When I was just over half-way through the patch, my darling husband joined me in the battle. We talked about other options for the space (more tomatoes? How about moving the blueberries up here?). But in the end we recommitted to raspberries. Only this time we tilled the ground thoroughly, yanking out stubborn grasses and unidentifiable roots. We sunk a wooden border around it which would keep the grass out and the raspberries in, and debated the mulch options. As I re-planted the salvaged plants this morning, it felt really good. Good to be giving these beauties a new start instead of scrapping the whole mess and giving up. And hopefully this time we’ve done it right and it won’t be necessary to plant the raspberries a third time.
Satisfied with my efforts, I leaned on the pasture fence and surveyed the new garden. It looked so neat and tidy. I just wish the rest of my life were neat and tidy. I can’t help but think if I could apply my do-it-right-the-first-time strategy to the rest of my life it would be neat and tidy. If we just put away things as soon as we finished them – laundry, dishes, the newspaper, puzzles, games, clothing, SHOES, homework, and all the crap that fills my car, think how neat it would be! But we don’t. Life is just too busy. And I don’t want to spend my days nagging. All I can do is try to create places for everything and bribe children to put things where they belong. Besides, I do love to see the masterpieces that my youngest son creates, even all seventeen of them as they are displayed throughout two rooms in the latest version of his “art sale”. Of course the clutter from the masterpieces and the accompanying sale signs taped to the walls contribute to the “broken windows theory”. The theory that says if the neighborhood has broken windows and graffiti, people will treat it badly. They’ll assume that no one cares and add to the trash, crime, and general apathy that erode the area. I think that’s what’s going on in my car. Not that there are any broken windows, but there is graffiti in the form of yellow crayon on my window and some kind of black goo splattered on my ceiling. I think we need to embrace the broken windows theory and get things in order before we can begin to live the Do-it-right-the-first-time belief.

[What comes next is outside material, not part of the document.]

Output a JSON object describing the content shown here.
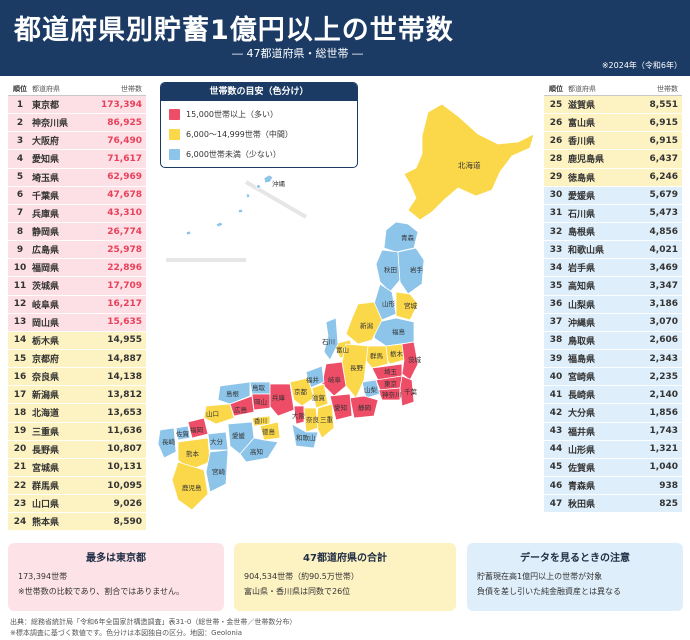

I just wish for once I could get my house and car, and perhaps my life, in order. Make it all beautiful and neat and organized, kind of like the new raspberry patch. It’s a fantasy. This I know. Because for this season in my life, the mess is my life. Hubby, kids, animals, gardens, and friends are much more important than a clean house (or a clean car although that doesn’t seem as far out of reach). Still, I think I will attempt to resurrect my mantra of “do it right the first time.” This may make my kids a little nuts and I’m sure it will make my husband smile knowingly. But just maybe it will be the push I need to re-claim some of my house. And maybe it will help me to stop trying to do everything. Instead of starting ten new projects, maybe I can do one (or two) right the first time.